Modern historical revisionists often use language like that of “suppression” or “censorship” to speak of the emerging Eastern Orthodox and Roman Catholic approach to extra-canonical documents, as if there once was a time when some group of so-called Christians somewhere had agreed on a larger canon only to have the majority of believers whittle their canon down. Nothing could be further from the truth. The canon gradually grew up from smaller collections. It is possible that some Gnostic sect somewhere put forward some of their unique documents as on a par with Scripture, but, if so, that evidence has been lost. What remains suggests that although they played a special role in the communities of those who created them, the Gnostic literature was never put forward for formal inclusion in a finalized canon of the New Testament.4

While Catholics and Protestants to this day disagree on the canon of the Old Testament, both branches of Christianity along with Eastern Orthodoxy agree on the contents of the New. For sixteen centuries there has been no significant controversy within Christianity regarding the extent of the New Testament canon. Christians are on solid ground in affirming that these twenty-seven books belong in the New Testament and that other ancient writings were excluded for good reason.

Notes

1. For the full story, consult Paul D. Wegner, The Journey from Texts to Translations (Grand Rapids: Baker, 1999).

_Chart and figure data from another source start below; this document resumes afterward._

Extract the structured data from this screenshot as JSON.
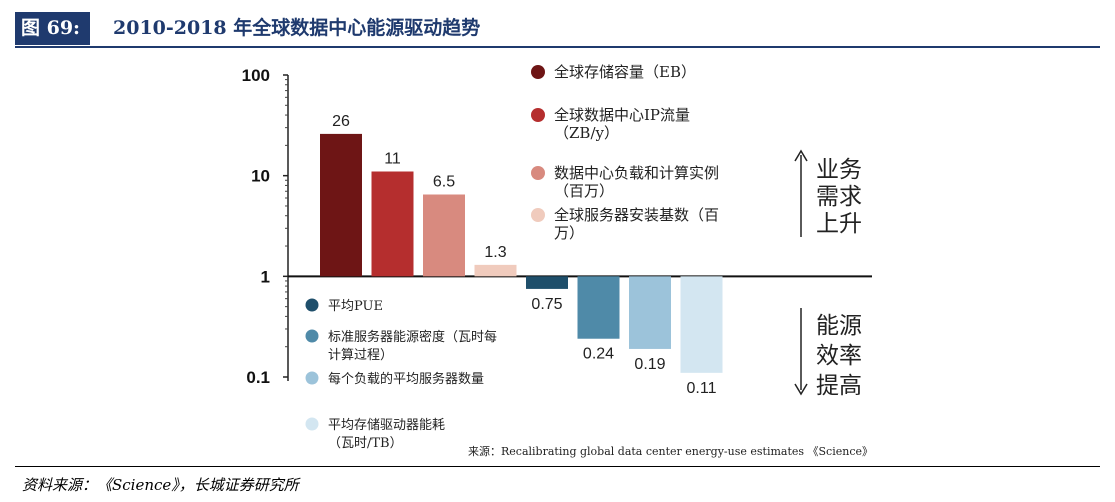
{
  "header": {
    "figure_number": "图 69:",
    "title": "2010-2018 年全球数据中心能源驱动趋势"
  },
  "footer": {
    "source": "资料来源：《Science》，长城证券研究所"
  },
  "chart_data": {
    "type": "bar",
    "scale": "log",
    "ylim": [
      0.1,
      100
    ],
    "y_ticks": [
      "100",
      "10",
      "1",
      "0.1"
    ],
    "grid": false,
    "legend_placement_up": "top-right",
    "legend_placement_down": "bottom-left",
    "series": [
      {
        "name": "全球存储容量（EB）",
        "value": 26,
        "label": "26",
        "color": "#6e1515",
        "group": "up"
      },
      {
        "name": "全球数据中心IP流量（ZB/y）",
        "value": 11,
        "label": "11",
        "color": "#b52e2e",
        "group": "up"
      },
      {
        "name": "数据中心负载和计算实例（百万）",
        "value": 6.5,
        "label": "6.5",
        "color": "#d88a7f",
        "group": "up"
      },
      {
        "name": "全球服务器安装基数（百万）",
        "value": 1.3,
        "label": "1.3",
        "color": "#f0cbbd",
        "group": "up"
      },
      {
        "name": "平均PUE",
        "value": 0.75,
        "label": "0.75",
        "color": "#1f4f6b",
        "group": "down"
      },
      {
        "name": "标准服务器能源密度（瓦时每计算过程）",
        "value": 0.24,
        "label": "0.24",
        "color": "#4f8aa8",
        "group": "down"
      },
      {
        "name": "每个负载的平均服务器数量",
        "value": 0.19,
        "label": "0.19",
        "color": "#9cc3da",
        "group": "down"
      },
      {
        "name": "平均存储驱动器能耗（瓦时/TB）",
        "value": 0.11,
        "label": "0.11",
        "color": "#d3e6f1",
        "group": "down"
      }
    ],
    "annotations": {
      "up_arrow_text": "业务需求上升",
      "down_arrow_text": "能源效率提高",
      "source_note": "来源：Recalibrating global data center energy-use estimates 《Science》"
    }
  }
}
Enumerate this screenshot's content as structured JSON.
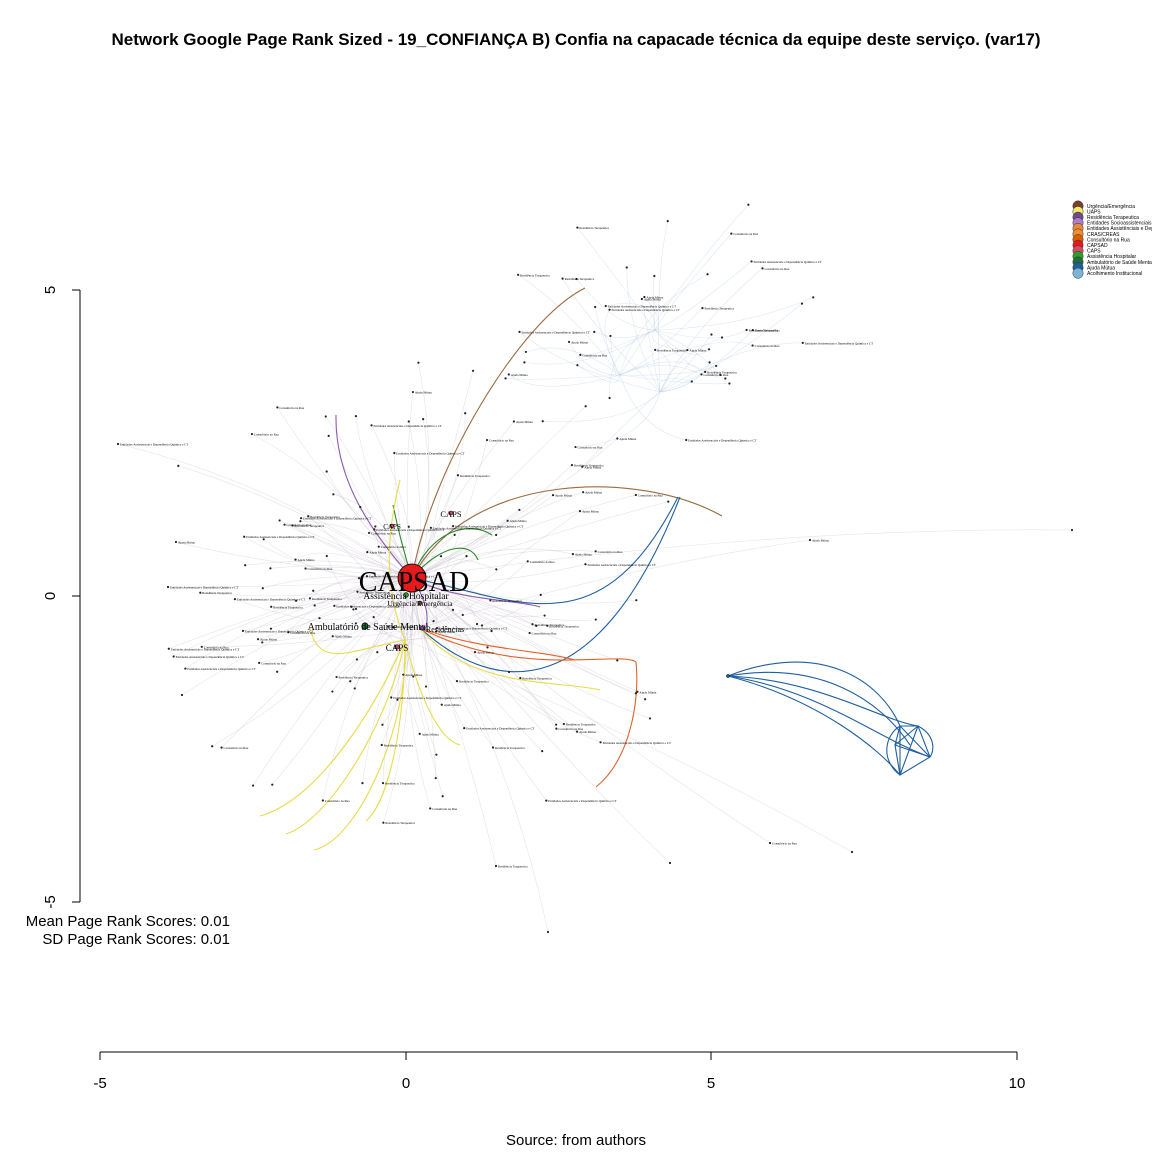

2. A work that deals more with this question of order than most do is William R. Farmer with Denis M. Farkasfalvy, The Formation of the New Testament Canon (New York: Paulist, 1983).

3. For the historical developments and factors involved, see esp. F. F. Bruce, The Canon of Scripture (Downers Grove: InterVarsity Press, 1988), 117-269. A fourth criterion was certainly the witness of the Holy Spirit, but, because of the more subjective nature of this criterion, competing claims of reliance on the Spirit yielding contradictory conclusions have always required more objective criteria by which to test them.

4. For a complete presentation of the known lists of books for inclusion or exclusion from the New Testament in the early centuries of Christian history, see Lee M. McDonald and James A. Sanders, eds., The Canon Debate (Peabody: Hendrickson, 2002), 591-97.